= Richard Chadd =

British ecologist (died 2021)

Richard Chadd (died 5 November 2021) was a British ecologist and biologist.

==Biography==
Chadd was a freshwater ecologist. He worked as a senior environmental monitoring officer with the Environment Agency. He was an active member and recorder with the Lincolnshire Naturalists' Union, serving as its recorder of fresherwater invertebrates from 2003 onwards and as its president in both 2005 and 2020. At the time of his death he was a board member of the Freshwater Biological Association and of The Riverfly Partnership.
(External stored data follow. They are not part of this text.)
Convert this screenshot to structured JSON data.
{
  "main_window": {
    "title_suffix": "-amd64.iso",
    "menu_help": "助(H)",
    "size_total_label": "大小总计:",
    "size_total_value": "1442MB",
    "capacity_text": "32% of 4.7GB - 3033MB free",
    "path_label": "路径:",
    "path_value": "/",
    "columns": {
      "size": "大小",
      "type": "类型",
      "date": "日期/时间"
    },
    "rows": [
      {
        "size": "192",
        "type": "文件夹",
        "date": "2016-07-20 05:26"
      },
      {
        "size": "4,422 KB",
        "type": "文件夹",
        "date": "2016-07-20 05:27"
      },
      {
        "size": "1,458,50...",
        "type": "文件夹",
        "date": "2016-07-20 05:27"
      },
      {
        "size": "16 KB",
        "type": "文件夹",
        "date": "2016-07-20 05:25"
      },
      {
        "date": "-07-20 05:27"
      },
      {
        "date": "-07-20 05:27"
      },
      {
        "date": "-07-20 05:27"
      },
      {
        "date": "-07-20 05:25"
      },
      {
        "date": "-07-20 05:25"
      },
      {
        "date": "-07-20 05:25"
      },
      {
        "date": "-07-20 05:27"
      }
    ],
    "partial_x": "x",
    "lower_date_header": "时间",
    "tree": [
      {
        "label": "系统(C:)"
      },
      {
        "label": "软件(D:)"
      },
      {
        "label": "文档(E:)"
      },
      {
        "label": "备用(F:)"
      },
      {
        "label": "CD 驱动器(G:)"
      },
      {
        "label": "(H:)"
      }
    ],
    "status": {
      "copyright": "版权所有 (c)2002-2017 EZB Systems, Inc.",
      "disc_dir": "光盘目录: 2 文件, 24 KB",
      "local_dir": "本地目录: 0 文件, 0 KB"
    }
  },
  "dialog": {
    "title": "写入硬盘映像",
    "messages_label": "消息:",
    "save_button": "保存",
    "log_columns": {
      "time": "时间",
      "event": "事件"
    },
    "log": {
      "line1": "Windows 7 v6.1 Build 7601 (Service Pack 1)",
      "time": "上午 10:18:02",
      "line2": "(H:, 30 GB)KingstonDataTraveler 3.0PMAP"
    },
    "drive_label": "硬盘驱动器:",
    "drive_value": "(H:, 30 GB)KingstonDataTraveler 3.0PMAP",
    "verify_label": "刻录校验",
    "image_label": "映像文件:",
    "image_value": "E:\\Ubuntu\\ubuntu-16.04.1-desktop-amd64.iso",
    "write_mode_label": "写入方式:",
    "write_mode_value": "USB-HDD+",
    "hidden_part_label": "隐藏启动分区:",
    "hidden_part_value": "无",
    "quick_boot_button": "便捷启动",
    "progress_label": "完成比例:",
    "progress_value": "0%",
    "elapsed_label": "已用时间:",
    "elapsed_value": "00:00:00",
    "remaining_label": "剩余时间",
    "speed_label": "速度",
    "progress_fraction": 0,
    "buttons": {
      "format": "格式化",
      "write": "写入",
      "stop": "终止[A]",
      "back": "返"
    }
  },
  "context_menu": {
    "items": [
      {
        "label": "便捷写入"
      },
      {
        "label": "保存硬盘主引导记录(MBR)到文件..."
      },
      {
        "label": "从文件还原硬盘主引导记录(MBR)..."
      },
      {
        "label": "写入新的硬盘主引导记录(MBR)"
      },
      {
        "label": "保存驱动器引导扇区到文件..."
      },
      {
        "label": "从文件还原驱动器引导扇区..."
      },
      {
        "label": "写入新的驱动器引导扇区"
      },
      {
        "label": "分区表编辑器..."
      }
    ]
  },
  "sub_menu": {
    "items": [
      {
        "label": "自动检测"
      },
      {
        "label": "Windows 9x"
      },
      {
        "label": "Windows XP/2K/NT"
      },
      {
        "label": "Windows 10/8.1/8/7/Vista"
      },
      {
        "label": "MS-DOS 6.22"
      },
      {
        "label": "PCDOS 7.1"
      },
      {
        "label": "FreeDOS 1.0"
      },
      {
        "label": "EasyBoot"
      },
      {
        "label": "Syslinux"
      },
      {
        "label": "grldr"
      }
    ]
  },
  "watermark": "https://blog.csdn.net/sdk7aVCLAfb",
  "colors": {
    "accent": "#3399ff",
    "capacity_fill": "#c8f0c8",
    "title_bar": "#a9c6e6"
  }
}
Chadd was a Fellow of the Linnean Society.

==Select publications==
- Dunbar, M.J., Pedersen, M.L., Cadman, D., Extence, C., Waddingham, J., Chadd, R., and Larsen, S.E. 2010. "River discharge and local-scale physical habitat influence macroinvertebrate LIFE scores". Freshwater Biology 55: 226-242.
- Dunbar, M.J., Warren, M., Extence, C., Baker, L., Cadman, D., Mould, D.J., Hall, J. and Chadd, R. 2010. "Interaction between macroinvertebrates, discharge and physical habitat in upland rivers". Aquatic Conservation: Marine and Freshwater Ecosystems 20: S31-S44.
- Mathers, K.L., Chadd, R.P., Dunbar, M.J., Extence, C.A., Reeds, J., Rice, S.P., and Wood, P.J. 2016. "The long-term effects of invasive signal crayfish (Pacifastacus leniusculus) on instream macroinvertebrate communities", Science of the Total Environment 556: 207-2018.
- Chadd, R. and Eversham, B. 2010. "Other invertebrates", in Maclean, N. (ed) Silent Summer: The State of Wildlife in Britain and Ireland. Cambridge University Press.
- Chadd, R. 2010 "Assessment of Aquatic Invertebrates", in Biological Monitoring in Freshwater Habitats, 63-72.